"Melbourne lord mayor Robert Doyle has defended his push to keep bicycles off some parts of CBD as a "pro-cyclist" move.
And Premier Daniel Andrews has said Cr Doyle's push was a debate Melbourne should have, and declared the city needed to "talk frankly" about streets that "simply aren't safe" for cyclists."
Lord mayor Robert Doyle in push to get cycles off roads in Melbourne's CBD
And Premier Daniel Andrews has said Cr Doyle's push was a debate Melbourne should have, and declared the city needed to "talk frankly" about streets that "simply aren't safe" for cyclists.
But a bicycle group has rounded on the lord mayor's plan, saying it showed he did not understand how peopled moved around the city, and exposed his preference for cars as a mode of transport.
The lord mayor last week spoke at a State Library lecture, where he suggested cyclists should be stopped from using Flinders, King and Lonsdale streets.
However, Cr Doyle backed away from a media report on Thursday that touted a proposed "ban" on cyclists.
Cr Doyle denied the concept amounted to the push for a ban.
"I did not use the word "ban" and I did not use the word "fine"," he said.
"I have noticed, anecdotally, the use of Lonsdale Street by cyclists and it is simply dangerous. It is a very, very high volume bus route and cyclists and buses just don't mix," Cr Doyle said.
Speaking to Fairfax Media on Thursday, Cr Doyle said Princes Bridge, Swanston Street, St Kilda Road, and La Trobe and Albert streets were already considered preferred routes for cyclists.
He said the extensive infrastructure on these roads allowed bicycles to be separated from other vehicles, making it safer to use.
"My concern is there are some roads like King Street which is so busy and where the lanes do not allow for a bicycle lane," he said. "Lonsdale Street is the same.
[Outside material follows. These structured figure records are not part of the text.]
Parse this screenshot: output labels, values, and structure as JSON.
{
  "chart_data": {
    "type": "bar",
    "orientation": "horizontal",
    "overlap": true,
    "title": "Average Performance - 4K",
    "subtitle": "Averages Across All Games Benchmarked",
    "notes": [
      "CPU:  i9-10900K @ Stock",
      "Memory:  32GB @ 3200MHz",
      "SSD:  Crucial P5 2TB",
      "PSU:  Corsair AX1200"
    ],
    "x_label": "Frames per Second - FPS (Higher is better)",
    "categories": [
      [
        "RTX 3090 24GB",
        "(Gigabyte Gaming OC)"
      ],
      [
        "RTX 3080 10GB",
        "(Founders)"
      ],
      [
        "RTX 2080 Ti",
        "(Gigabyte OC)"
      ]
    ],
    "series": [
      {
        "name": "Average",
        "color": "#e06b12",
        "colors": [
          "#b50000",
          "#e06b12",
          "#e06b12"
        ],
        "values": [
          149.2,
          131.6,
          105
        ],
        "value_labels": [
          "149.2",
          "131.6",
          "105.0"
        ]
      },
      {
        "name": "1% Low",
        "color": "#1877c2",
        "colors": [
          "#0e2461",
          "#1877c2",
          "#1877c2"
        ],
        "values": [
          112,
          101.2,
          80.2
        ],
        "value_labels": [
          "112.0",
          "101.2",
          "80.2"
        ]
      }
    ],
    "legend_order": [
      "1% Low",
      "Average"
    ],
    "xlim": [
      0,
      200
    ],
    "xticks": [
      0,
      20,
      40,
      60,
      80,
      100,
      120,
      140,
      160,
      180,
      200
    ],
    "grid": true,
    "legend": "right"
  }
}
And when you look at Flinders Street … it is so narrow in parts and that too is so congested. It is too dangerous."
Cr Doyle said ultimately it was up to VicRoads to make the decision.
And he said he was "bemused" by any suggestion the proposal was "anti-bike".
"It is a pro-bike suggestion because it is simply trying to keep cyclists safe and therefore getting more of them on our roads."
Premier Daniel Andrews said the idea was an important debate the community needed to have.
He said the lord mayor "has started a community debate ... where we can talk frankly about some streets in our city that simply aren't safe" for cyclists.
"This is not about being anti-cyclists. In fact, I can't think of anything more pro-cyclists than doing everything you can to keep cyclists safe."
Mr Andrews said the proposal may well be implemented on roads other than those suggested by the lord mayor, or it could be applied for only some parts of the day.
But Melbourne Bicycle User Group spokesman Nik Dow said Melbourne City Council had put forward Flinders Street as a future bike route in its own SmartRoads plan, which sought to prioritise the mode of transport to be used on a particular road.
"The whole thing shows how little the lord mayor understands how people move around the city," Mr Dow said. "Whenever there is a conflict between putting in place bike routes and people who drive their cars to work, the council always favours the cars."
And Bicycle Network general manager Chris Carpenter said any talk of banning bikes was a "dead-end street".
Mr Carpenter also said the council had previously agreed Flinders St should be a priority bicycle route. "So this shift in view by the lord mayor is quite odd."
He said banning bike riders on specific streets would be an unprecedented move and would set Melbourne and Victoria back in years in terms of liveability. "Few riders like riding on King and Lonsdale streets anyway. But until there is a complete bike network into the CBD, some riders are left without a choice," he said.
Melbourne City councillor Cathy Oke, who is also the chair of the transport portfolio, said she was in favour of encouraging some roads in favour of others for cyclists.
She did not support fining cyclists, saying it would discourage cycling. "We already are encouraging cyclists to use some streets over others," Cr Oke said.
But another councillor, Labor's Richard Foster, said a plan to push bikes off three city roads would be "retrograde" and "reckless".
"It's bizarre to suggest Melbourne should act in a way that is different to every other major city in the country, and indeed, other major cities around the world," Cr Foster said.
But the proposal received the RACV's nod of approval. Its general manager of public policy Brian Negus said it made sense to look at which roads were safe for "various groups of road users".
"Buses and trucks are banned from certain [streets]. It would make sense to look at the safety of particular routes for cyclists." Mr Negus said alternative roads such as Swanston and La Trobe streets, which both had bike lanes, were much safer for bike users.
VicRoads' Helen Lindner said the roads authority welcomed the mayor's views.
But she said VicRoads would continue to work on its cycling corridors plans that helped guide investment in cycling infrastructure. "[This] should encourage cyclists to use the safest routes without the need to impose bans on certain streets," she said.
"We know that cyclists have preferred routes throughout the city and before we consider any changes we would want to consult with the community and advocacy groups to understand how they use these roads and the safety issues that are most important to them," said Ms Lindner, the assistant director of network and policy standards.